Barriston Briefs: The Mediator’s Toolbox
No doubt you are hearing more and more about mediation and how it is used to solve problems. Recently, in Ontario, a mediator helped with the negotiations between the Ontario government and the elementary teachers whose collective bargaining agreement had expired. It appears that a new agreement is in the offing. How do mediators help people help themselves to solve these types of problems?
Properly trained mediators are aware of at least four types of mediation. Good mediators often use all four approaches in any given mediation session depending upon the nature of the dispute.
The first approach is often called “evaluative mediation”. This involves an analysis of the problem using legal parameters and so, it is often used by lawyers. Usually the distribution of money is involved. The lawyer offers a legal analysis and evaluates whether or not one side or the other has a chance of success in attaining their objective if mediation is not successful. The lawyer will often meet privately with each of the parties in a “caucus” in which they will ask questions which test the strength of the position held by each party. Sometimes the parties want the lawyer to tell them if their position has any legal strength or justification. The mediator can also be asked sometimes, if the parties wish, to give them a non-binding “decision”, on how their case might turn out if it went to court. This might help them see what they are missing in the other side’s position.
The second approach is called “interest based” mediation. Mediators using this tool focus on the relationship between the parties and help the parties reach a solution which recognizes the fact that they must have an ongoing relationship with each other. Mental health professionals often use this approach but so do many other branches of the professions. Money is sometimes a problem, but in matrimonial divorce proceedings, the parenting plan is often in dispute in which case it is vital that the parents work out a solution that permits them to have an ongoing civil relationship for the sake of the children. This approach can also be useful as well in labour situations where the owner and the employees have to have an ongoing relationship after the agreement is reached.

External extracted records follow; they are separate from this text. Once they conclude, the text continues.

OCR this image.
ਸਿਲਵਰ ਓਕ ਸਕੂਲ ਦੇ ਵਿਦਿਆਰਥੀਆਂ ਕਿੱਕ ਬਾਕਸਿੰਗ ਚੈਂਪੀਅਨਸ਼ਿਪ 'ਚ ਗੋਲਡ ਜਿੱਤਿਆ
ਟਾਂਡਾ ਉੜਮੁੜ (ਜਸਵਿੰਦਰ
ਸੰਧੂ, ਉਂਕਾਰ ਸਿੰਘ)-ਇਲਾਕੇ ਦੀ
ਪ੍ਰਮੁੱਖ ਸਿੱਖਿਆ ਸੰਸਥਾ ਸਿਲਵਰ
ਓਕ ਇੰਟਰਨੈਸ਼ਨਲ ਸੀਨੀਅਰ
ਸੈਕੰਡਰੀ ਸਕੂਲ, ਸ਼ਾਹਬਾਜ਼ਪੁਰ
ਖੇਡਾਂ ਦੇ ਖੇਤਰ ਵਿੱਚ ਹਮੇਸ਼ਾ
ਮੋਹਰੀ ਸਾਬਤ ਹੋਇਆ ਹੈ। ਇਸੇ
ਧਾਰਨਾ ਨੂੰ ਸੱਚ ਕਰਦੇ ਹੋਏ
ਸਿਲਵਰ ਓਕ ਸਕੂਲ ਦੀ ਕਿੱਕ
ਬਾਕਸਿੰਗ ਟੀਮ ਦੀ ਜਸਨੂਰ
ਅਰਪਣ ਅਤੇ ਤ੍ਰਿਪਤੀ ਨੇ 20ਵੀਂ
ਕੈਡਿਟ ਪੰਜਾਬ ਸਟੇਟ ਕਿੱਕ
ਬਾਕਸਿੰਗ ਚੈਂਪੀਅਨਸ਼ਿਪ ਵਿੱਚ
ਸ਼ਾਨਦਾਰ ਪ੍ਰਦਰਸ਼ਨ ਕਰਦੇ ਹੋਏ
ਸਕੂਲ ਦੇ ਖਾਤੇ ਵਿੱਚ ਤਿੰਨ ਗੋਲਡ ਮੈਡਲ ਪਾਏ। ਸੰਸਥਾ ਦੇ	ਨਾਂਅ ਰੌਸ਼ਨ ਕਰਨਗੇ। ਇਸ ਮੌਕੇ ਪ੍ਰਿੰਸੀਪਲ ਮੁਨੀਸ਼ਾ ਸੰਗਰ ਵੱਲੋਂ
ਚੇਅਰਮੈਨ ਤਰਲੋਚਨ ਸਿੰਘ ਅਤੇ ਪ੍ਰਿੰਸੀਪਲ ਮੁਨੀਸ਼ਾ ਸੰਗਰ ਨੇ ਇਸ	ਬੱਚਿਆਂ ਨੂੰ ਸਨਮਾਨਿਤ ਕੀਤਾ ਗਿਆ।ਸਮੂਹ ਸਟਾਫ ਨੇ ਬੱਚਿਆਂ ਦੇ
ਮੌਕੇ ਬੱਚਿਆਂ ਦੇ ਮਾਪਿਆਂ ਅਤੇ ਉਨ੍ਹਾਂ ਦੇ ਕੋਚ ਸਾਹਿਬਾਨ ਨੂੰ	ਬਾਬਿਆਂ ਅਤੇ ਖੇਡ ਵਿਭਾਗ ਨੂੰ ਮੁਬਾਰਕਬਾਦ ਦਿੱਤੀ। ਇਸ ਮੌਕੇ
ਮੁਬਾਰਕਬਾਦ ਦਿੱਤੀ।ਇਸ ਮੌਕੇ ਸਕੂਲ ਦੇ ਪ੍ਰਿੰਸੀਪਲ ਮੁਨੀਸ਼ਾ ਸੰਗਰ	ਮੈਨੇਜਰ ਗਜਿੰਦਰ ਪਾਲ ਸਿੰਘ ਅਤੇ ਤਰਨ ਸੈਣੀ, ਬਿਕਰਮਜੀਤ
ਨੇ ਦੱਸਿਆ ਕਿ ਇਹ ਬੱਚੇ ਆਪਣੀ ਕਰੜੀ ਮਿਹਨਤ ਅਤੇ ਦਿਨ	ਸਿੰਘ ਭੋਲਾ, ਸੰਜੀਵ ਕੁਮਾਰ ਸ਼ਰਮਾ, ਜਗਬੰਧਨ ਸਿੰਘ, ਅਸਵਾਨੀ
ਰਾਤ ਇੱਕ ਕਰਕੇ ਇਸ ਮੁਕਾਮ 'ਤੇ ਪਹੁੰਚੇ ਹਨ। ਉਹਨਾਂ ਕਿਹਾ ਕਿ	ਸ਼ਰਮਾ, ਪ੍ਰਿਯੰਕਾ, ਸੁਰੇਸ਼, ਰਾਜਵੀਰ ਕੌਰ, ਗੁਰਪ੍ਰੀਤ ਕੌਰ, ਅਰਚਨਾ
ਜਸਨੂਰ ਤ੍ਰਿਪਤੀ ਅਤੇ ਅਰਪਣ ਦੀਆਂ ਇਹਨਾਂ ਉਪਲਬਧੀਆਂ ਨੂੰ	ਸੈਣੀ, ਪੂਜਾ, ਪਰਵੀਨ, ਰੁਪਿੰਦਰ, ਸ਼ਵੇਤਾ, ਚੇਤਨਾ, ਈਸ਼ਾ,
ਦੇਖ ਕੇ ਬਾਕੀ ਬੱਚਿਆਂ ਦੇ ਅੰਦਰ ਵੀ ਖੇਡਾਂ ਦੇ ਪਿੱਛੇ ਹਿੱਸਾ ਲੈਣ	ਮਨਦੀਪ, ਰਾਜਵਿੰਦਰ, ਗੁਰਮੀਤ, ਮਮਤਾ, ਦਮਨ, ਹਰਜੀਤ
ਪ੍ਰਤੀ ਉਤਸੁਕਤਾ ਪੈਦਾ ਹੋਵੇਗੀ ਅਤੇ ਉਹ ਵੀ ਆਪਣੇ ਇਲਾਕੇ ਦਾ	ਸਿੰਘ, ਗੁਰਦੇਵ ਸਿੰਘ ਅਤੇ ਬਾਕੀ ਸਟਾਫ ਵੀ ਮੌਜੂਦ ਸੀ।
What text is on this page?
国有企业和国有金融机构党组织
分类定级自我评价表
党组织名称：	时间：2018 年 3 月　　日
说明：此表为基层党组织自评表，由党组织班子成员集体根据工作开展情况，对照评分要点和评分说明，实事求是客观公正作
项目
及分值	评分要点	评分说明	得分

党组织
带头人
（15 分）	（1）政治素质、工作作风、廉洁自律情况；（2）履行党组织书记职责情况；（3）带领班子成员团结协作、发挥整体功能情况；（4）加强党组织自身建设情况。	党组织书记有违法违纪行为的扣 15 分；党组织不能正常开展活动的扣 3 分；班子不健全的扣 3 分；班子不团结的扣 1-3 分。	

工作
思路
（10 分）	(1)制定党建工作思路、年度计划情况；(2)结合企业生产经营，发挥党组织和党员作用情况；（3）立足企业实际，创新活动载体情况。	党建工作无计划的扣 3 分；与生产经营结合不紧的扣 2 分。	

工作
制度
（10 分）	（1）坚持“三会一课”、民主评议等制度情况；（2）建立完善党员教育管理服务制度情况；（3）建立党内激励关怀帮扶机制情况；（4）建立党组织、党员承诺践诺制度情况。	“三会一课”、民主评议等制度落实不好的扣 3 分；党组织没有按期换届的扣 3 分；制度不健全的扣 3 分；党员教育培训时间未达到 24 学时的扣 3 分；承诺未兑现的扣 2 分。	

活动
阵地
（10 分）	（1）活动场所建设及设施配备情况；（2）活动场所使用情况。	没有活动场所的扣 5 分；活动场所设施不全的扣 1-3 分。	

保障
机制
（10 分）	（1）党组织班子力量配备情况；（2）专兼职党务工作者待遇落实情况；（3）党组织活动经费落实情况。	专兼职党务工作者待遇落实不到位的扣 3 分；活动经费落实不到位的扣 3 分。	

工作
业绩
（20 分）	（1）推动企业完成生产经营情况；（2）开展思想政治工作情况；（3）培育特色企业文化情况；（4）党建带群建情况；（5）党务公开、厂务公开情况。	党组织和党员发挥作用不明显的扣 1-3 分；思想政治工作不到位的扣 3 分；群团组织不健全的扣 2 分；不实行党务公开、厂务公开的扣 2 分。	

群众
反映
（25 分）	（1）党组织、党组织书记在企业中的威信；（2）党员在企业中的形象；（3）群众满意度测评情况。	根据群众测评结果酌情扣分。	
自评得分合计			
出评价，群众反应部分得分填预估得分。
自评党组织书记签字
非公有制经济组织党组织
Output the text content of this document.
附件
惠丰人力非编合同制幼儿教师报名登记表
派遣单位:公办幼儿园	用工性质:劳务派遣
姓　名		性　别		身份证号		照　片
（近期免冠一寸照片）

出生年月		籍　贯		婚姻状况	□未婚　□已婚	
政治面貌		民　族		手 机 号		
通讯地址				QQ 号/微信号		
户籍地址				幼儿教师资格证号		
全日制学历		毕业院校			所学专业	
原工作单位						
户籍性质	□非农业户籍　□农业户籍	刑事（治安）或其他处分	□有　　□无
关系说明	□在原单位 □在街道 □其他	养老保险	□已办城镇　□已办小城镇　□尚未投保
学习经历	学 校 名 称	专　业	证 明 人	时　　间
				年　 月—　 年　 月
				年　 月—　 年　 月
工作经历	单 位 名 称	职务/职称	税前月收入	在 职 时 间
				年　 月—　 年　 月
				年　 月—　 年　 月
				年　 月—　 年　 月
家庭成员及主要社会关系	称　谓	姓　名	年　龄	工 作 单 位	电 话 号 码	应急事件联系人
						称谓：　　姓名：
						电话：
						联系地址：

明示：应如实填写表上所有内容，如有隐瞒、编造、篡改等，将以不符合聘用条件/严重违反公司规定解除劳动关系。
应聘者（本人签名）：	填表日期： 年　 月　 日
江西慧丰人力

It can and should be used anytime the parties in conflict need to work together when the conflict is over.
The third approach, similar to the second, is called “transformative mediation”. Transformation is the goal of this approach. The mediator is helping the parties find a solution which will transform the conflicted relationship into one which enables the parties to learn what triggered the conflict and, therefore, how to handle such a conflict if it arises again in the future. Again, mental health professionals are often the most skilled at doing this form of mediation because of their background, but other professionals have also had success.
The fourth approach is called “narrative mediation”. In their book called Practicing Narrative Mediation, the authors, John Winslade and Gerald Monk, believe that people live their lives through stories. Thus, the conflict becomes a “problem story”. They recognize that one person’s perspective on the past history (“their story”) differs substantially from the other person’s perspective in the same past history (“the other’s story”). They believe that by avoiding assumptions as to which story might more accurately reflect the past and by carefully listening to the parties express their own story in their own way, they can help the parties see that the “problem story” is a restraint. If the parties can see that and externalize it, they can hopefully learn how to “re-author” their “relationship story”.
There are other approaches for sure as the above list is not exhaustive. Mediation as a profession is constantly evolving, just like any other profession. Mediators therefore must keep up with the developments of social science and, like any other profession, continue their education throughout their lives.